Anatomic aortopulmonary shunts maintain regulated pulmonary blood flow (PBF) and are created to palliate cyanotic CHDs in which PBF is deficient until definitive corrective repair is feasible. The most often encountered aortopulmonary shunts in the adult with CHD are shown in Fig. 16.8 . These include the classic Blalock-Taussig shunt (BTS, direct anastomosis of right subclavian artery to the right PA), the modified BTS (mBTS, interposition 3- to 4-mm polytetrafluoroethylene tube graft between a subclavian artery and PA), the Waterston shunt (ascending aorta to right PA), and the Potts shunt (descending aorta to left PA). These shunts increase the volume load on the systemic ventricle that may lead to ventricular dilation and dysfunction. ACHD patients palliated with these shunts are at high risk to have developed PH and ES.

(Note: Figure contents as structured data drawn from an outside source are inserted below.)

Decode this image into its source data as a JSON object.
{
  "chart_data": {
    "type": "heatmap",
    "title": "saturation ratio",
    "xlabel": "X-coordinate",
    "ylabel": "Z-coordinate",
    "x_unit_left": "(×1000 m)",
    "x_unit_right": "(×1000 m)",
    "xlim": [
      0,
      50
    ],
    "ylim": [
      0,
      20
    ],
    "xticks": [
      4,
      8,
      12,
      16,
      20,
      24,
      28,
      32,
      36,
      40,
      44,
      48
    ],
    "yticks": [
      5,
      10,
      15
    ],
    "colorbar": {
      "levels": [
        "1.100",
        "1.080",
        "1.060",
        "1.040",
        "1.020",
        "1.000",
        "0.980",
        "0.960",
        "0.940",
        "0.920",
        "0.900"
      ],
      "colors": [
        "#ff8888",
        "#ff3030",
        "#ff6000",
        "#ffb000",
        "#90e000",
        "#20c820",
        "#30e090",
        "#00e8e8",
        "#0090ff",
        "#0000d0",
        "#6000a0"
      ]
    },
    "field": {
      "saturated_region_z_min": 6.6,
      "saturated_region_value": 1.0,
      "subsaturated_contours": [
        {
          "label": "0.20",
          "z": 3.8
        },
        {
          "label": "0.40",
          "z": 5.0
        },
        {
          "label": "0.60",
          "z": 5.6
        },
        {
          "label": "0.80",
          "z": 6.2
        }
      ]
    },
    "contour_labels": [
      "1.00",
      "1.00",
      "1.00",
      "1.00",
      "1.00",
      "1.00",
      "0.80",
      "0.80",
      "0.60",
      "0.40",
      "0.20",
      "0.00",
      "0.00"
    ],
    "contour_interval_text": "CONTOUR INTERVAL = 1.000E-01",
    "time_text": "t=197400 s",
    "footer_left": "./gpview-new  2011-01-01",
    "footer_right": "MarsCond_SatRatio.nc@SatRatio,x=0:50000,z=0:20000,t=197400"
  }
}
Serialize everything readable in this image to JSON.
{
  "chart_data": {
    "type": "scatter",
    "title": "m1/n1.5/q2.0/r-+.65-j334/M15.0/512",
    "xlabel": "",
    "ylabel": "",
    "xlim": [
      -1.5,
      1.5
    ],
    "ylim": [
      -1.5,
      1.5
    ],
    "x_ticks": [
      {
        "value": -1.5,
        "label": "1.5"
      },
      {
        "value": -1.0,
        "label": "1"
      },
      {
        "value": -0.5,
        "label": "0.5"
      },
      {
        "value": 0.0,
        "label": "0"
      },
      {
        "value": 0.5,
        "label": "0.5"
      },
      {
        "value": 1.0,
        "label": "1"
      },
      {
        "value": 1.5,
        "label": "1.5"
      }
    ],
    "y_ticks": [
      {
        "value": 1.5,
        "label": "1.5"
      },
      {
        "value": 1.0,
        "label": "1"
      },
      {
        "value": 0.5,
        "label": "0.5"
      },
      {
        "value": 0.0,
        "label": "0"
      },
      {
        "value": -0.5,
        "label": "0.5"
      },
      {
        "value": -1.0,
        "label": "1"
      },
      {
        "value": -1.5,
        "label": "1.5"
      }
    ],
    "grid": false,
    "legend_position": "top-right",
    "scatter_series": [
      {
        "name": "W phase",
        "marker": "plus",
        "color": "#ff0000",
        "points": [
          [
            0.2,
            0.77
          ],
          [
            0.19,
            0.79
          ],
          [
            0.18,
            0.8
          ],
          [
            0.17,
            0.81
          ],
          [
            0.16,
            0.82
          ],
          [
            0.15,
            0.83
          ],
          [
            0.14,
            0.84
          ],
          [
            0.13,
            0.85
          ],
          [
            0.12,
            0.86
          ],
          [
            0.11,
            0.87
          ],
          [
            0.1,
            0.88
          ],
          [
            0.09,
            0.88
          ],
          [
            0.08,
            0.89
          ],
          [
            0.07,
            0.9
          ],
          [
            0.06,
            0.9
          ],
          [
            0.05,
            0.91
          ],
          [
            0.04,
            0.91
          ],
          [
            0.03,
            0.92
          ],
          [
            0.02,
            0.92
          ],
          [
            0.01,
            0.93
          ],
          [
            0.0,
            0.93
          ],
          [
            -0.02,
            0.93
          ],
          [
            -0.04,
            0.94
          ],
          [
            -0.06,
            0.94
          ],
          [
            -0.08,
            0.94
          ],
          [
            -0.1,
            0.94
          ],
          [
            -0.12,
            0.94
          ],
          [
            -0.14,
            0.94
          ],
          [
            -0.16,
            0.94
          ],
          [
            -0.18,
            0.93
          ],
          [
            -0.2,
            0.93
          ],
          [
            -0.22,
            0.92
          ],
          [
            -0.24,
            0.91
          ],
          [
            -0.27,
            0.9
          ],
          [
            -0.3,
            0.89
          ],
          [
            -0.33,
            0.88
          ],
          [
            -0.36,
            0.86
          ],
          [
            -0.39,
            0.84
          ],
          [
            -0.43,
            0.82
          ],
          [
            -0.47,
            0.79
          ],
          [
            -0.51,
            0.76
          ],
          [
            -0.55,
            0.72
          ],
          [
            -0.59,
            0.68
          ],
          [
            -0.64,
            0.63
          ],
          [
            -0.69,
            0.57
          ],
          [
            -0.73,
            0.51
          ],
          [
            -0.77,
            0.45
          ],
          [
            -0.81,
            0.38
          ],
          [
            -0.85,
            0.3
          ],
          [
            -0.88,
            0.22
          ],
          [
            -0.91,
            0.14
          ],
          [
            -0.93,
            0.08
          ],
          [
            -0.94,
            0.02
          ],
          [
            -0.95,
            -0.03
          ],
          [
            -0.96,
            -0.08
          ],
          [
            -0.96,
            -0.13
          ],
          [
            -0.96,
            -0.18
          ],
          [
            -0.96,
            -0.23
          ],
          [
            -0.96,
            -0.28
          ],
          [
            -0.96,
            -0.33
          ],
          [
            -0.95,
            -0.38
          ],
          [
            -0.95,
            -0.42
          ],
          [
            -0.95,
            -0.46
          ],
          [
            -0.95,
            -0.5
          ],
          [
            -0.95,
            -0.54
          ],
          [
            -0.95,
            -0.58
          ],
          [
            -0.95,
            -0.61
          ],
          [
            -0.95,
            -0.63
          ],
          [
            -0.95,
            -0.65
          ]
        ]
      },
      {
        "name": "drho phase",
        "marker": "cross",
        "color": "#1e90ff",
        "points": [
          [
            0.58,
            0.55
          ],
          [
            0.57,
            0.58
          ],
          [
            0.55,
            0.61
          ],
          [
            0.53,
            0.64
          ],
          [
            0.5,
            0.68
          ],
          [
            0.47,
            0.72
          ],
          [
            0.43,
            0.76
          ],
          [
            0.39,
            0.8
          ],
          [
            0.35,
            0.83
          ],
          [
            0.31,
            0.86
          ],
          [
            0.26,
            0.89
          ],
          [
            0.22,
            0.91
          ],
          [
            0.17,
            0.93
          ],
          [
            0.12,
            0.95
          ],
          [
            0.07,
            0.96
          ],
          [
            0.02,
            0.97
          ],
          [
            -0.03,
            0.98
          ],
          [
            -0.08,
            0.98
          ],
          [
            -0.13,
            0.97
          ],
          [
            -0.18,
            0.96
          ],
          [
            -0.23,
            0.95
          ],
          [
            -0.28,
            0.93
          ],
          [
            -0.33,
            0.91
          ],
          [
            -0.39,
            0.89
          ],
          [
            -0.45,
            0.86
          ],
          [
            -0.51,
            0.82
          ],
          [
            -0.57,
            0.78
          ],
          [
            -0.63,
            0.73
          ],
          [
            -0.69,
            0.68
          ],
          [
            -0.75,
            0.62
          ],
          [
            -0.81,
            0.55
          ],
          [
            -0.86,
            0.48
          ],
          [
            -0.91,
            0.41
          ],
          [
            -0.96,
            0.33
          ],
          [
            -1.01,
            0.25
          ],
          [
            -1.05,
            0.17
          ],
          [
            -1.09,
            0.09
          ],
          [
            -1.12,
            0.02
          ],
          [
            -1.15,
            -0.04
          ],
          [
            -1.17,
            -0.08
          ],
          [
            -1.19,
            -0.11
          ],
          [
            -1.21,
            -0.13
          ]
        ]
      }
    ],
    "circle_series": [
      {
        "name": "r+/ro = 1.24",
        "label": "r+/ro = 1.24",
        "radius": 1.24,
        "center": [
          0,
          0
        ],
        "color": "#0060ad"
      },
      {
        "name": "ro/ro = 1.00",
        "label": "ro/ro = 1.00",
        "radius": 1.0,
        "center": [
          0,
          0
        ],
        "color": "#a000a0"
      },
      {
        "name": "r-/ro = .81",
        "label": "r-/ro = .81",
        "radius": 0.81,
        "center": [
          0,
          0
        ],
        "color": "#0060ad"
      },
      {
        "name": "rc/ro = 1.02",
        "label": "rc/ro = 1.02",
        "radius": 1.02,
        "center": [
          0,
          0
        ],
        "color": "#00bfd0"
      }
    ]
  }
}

The limb ipsilateral to a classic BTS is perfused through collateral flow around the shoulder and may have palpable pulses even after the shunt. Blood pressure measurements are likely to be artifactually lower than systemic blood pressure and are best measured on another limb or confirmed to be the same as systemic blood pressure. Blood pressure discrepancies are also seen on the limb ipsilateral to an mBTS, though less pronounced; they may persist after the shunt is taken down because of focal stenosis at the arterial anastomosis site.